Las Vegas — Sure, Robert De Niro is recognized for his work in the film biz, but he’s got a parallel career that’s just as thriving: that of restaurateur/hotelier.
De Niro is co-founder of the Nobu Restaurant Group, which has 26 pricey eateries on five continents, and recently launched its first Nobu hotel in Las Vegas. (Separately, De Niro helped develop the industry-fave, 88-room Greenwich Hotel in Tribeca.)
In Las Vegas, the $45 million-plus project transformed a 45-year-old tower within the Caesars Palace complex into the 181-room Nobu Hotel Tower, with 18 suites skedded to open in April, and a tricked-out penthouse suite set to bow in October.
On the tower’s ground floor, connecting to the hotel via a wood-block-paneled elevator lobby, is the largest Nobu restaurant to date: 327 seats and 12,775 square feet.
David Rockwell of New York’s Rockwell Group designed the interiors for hotel and restaurant. De Niro’s longtime business partner, chef Nobu Matsuhisa, is overseeing the eatery, the contents of the hotel minibar (Nobu sake makes an appearance) and a room service menu that features Matsuhisa’s original take on breakfast (green tea waffles and soba pancakes).
De Niro, in Las Vegas in early February to help open the Nobu Tower after three years of development, design and construction, says he sees hotels as a logical extension for Nobu, which launched the first restaurant in its chain in New York in 1994. De Niro says the group has increasingly been approached by investors to add locations, often in new hotels. “Obviously (a Nobu restaurant) adds cache, adds credibility, adds hipness, if you will,” he says.
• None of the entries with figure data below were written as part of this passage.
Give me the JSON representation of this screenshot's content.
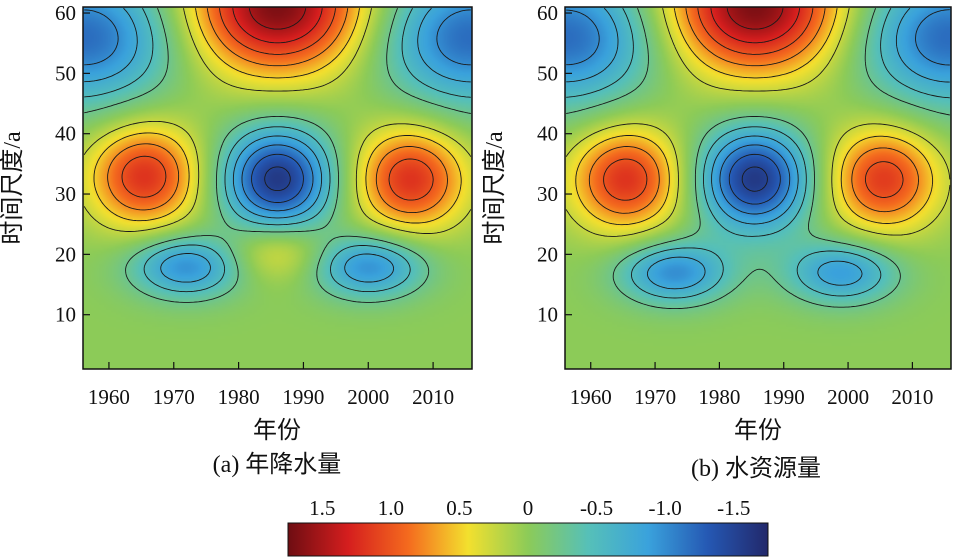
{
  "chart_data": [
    {
      "type": "heatmap",
      "panel": "a",
      "caption": "(a) 年降水量",
      "xlabel": "年份",
      "ylabel": "时间尺度/a",
      "xlim": [
        1956,
        2016
      ],
      "ylim": [
        1,
        61
      ],
      "x_ticks": [
        1960,
        1970,
        1980,
        1990,
        2000,
        2010
      ],
      "y_ticks": [
        10,
        20,
        30,
        40,
        50,
        60
      ],
      "features": [
        {
          "kind": "max",
          "x": 1965.5,
          "y": 33,
          "value": 1.2
        },
        {
          "kind": "min",
          "x": 1986,
          "y": 32.5,
          "value": -1.6
        },
        {
          "kind": "max",
          "x": 2006.5,
          "y": 32.5,
          "value": 1.2
        },
        {
          "kind": "max",
          "x": 1986,
          "y": 61,
          "value": 1.7
        },
        {
          "kind": "min",
          "x": 1956.5,
          "y": 56,
          "value": -1.2
        },
        {
          "kind": "min",
          "x": 2015.5,
          "y": 56,
          "value": -1.2
        },
        {
          "kind": "min",
          "x": 1972,
          "y": 18,
          "value": -1.0
        },
        {
          "kind": "min",
          "x": 2000,
          "y": 18,
          "value": -1.0
        },
        {
          "kind": "max",
          "x": 1986,
          "y": 20.5,
          "value": 0.5
        }
      ]
    },
    {
      "type": "heatmap",
      "panel": "b",
      "caption": "(b) 水资源量",
      "xlabel": "年份",
      "ylabel": "时间尺度/a",
      "xlim": [
        1956,
        2016
      ],
      "ylim": [
        1,
        61
      ],
      "x_ticks": [
        1960,
        1970,
        1980,
        1990,
        2000,
        2010
      ],
      "y_ticks": [
        10,
        20,
        30,
        40,
        50,
        60
      ],
      "features": [
        {
          "kind": "max",
          "x": 1965.5,
          "y": 32.5,
          "value": 1.2
        },
        {
          "kind": "min",
          "x": 1985.5,
          "y": 32.5,
          "value": -1.6
        },
        {
          "kind": "max",
          "x": 2005.5,
          "y": 32.5,
          "value": 1.15
        },
        {
          "kind": "max",
          "x": 1985.5,
          "y": 61,
          "value": 1.7
        },
        {
          "kind": "min",
          "x": 1956.5,
          "y": 56,
          "value": -1.2
        },
        {
          "kind": "min",
          "x": 2015.5,
          "y": 56,
          "value": -1.2
        },
        {
          "kind": "min",
          "x": 1973,
          "y": 17,
          "value": -1.0
        },
        {
          "kind": "min",
          "x": 1999,
          "y": 17,
          "value": -0.9
        }
      ]
    }
  ],
  "colorbar": {
    "tick_labels": [
      "1.5",
      "1.0",
      "0.5",
      "0",
      "-0.5",
      "-1.0",
      "-1.5"
    ],
    "range": [
      1.75,
      -1.75
    ],
    "colors": [
      "#6e0d12",
      "#d51e1e",
      "#f46a1e",
      "#f3e02e",
      "#8ccb58",
      "#56c0b8",
      "#3aa2dc",
      "#2558b3",
      "#22286b"
    ]
  }
}
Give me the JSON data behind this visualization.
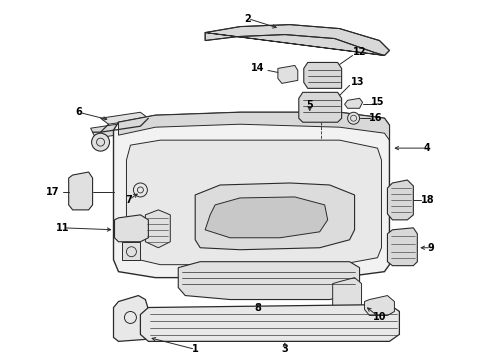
{
  "background_color": "#ffffff",
  "line_color": "#2a2a2a",
  "text_color": "#000000",
  "fig_width": 4.9,
  "fig_height": 3.6,
  "dpi": 100
}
De Niro is hardly a silent partner. He oversaw every detail of his Greenwich Hotel project — from the lobby’s antique rosewood tables to the selection of art books in the top-floor suites.
Both Nobu partners worked closely with Rockwell, who says the new hotel’s style reflects Nobu’s Japanese roots: Custom-made walnut, oak and teak furnishings have a contemporary Japanese aesthetic. The Zen-influenced simplicity plays off high-tech features that industryites admire, such as in-room check-in via iPad and a 55-inch Samsung HDTV. Another perk: guests of the hotel get preferred reservations at Nobu restaurant.
De Niro finds similarities between the hospitality and the film businesses.
“Doing a hotel is like doing a movie,” he says. “You have the management side, you have the money side, and there’s always the reminder from the producer, ‘We have this to spend on that.’ ” Cost controls are a constant; and the details add up in both professions. This summer, a second Nobu hotel will open in Riyadh, Saudi Arabia. A resort version (50 suites, 2 villas) in St. Barts is scheduled to launch in November, with London on deck for 2014. Expect De Niro’s meticulous oversight in each locale.
“If we spend properly on the details, people are going to notice,” De Niro says, talking like a producer who wants the effects budget to be apparent onscreen. “They might not articulate it, but they notice that in a subconscious way.”